Syringin Protects Against Doxorubicin-Induced Cardiotoxicity via Apelinr-Dependent Activation of the Nuclear Factor-Erythroid 2-Related Factor 2/Heme Oxygenase-1 Antioxidant Pathway

Cardiotoxicity induced by the chemotherapeutic agent Doxorubicin (Dox) is a major clinical challenge, primarily mediated by overwhelming oxidative stress. While Syringin (Syr) is known for its antioxidant potential, its efficacy and mechanism in the context of Dox-induced cardiotoxicity are not well defined. This study aimed to assess the therapeutic potential of Syr in alleviating Dox-induced cardiac injury and to elucidate its underlying molecular mechanism. The cardioprotective effect of Syr was evaluated in a Dox-induced mouse model of cardiotoxicity and in primary cardiomyocytes, with pravastatin (Prv, 10 mg/kg) serving as the positive control in the Syr dose-finding experiment.
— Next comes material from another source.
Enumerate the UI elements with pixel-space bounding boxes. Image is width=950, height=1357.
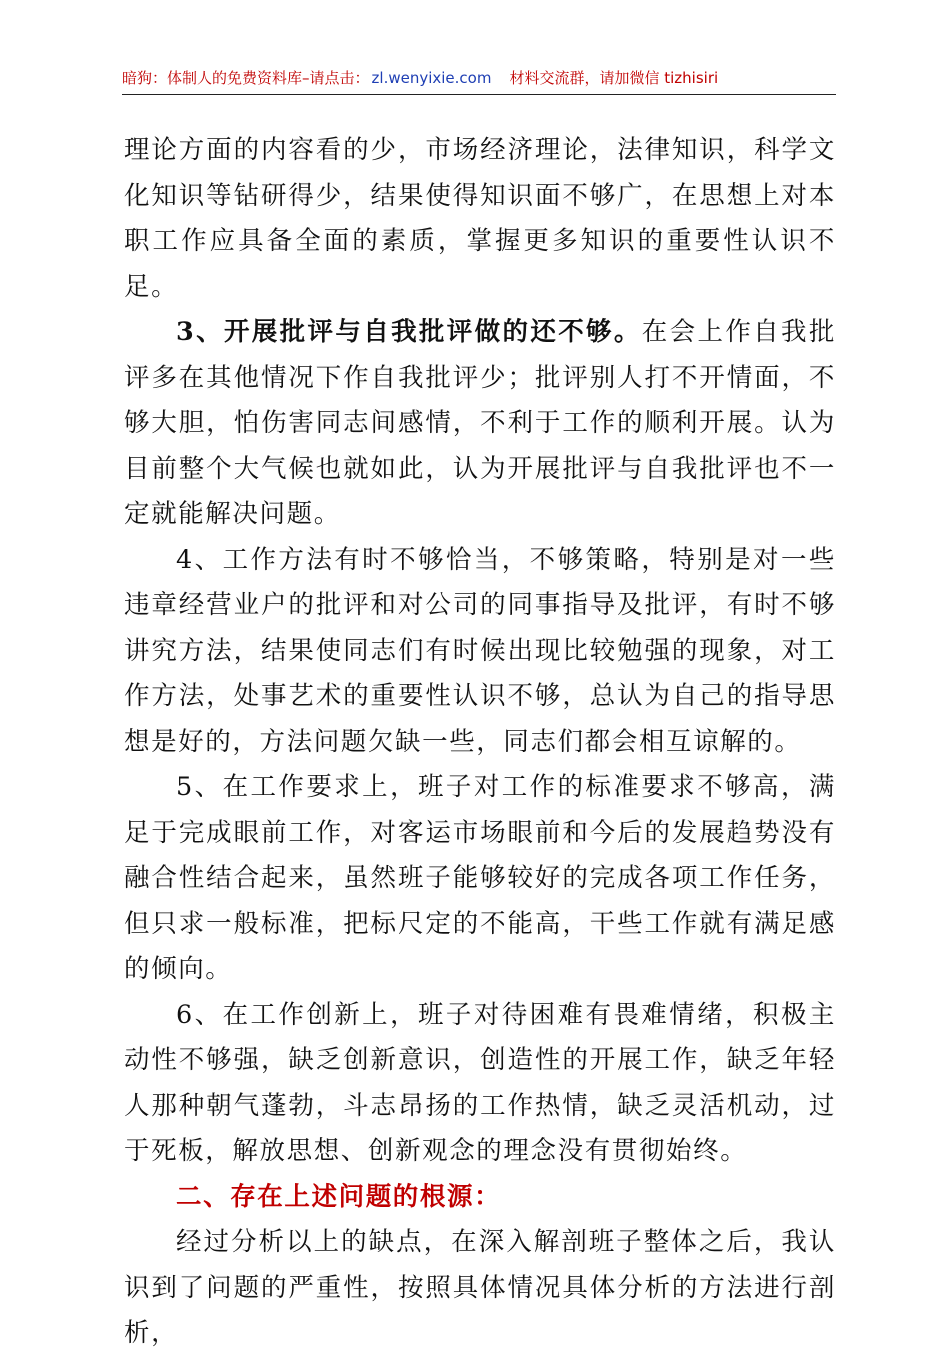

Cardiac function and myocardial strain were measured by advanced echocardiography using wall-tracking and speckle-tracking analyses. Network pharmacology was applied to identify downstream signaling pathways and molecular targets of Syr. Myocardial atrophy, antioxidant proteins, and oxidative stress markers were assessed by histology, Western blotting, and qRT-PCR. To validate the key molecular target, in vivo siRNA-mediated knockdown of the apelin receptor (APJ) was performed. Syr treatment significantly attenuated myocardial atrophy and suppressed oxidative stress. Syr also increased APJ expression, activated mechanosensitive PI3K/Akt phosphorylation, and restored Fibroblast Growth Factor 21 (FGF21) homeostasis, thereby improving myocardial circumferential and longitudinal strain. Mechanistically, APJ silencing blunted Syr's ability to upregulate antioxidant proteins in Dox-exposed cardiomyocytes, and the benefits of FGF21 overexpression were lost. Consistently, APJ knockdown abolished Syr's protection against Dox-induced cardiotoxicity in vivo, eliminating its improvements in cardiac function and myocardial strain. Our study first demonstrates that Syr protects against Dox-induced cardiotoxicity by restoring the APJ/PI3K/Akt signaling axis, which subsequently enhances the nuclear factor-erythroid 2-related factor 2/heme oxygenase-1 (NRF2/HO-1) antioxidant response and maintains FGF21 homeostasis. These findings identify Syr as a promising natural compound for mitigating chemotherapy-induced cardiotoxicity and highlight the APJ as a novel therapeutic target.

APJ; Exerkine; cardiotoxicity; doxorubicin; oxidative stress; syringin.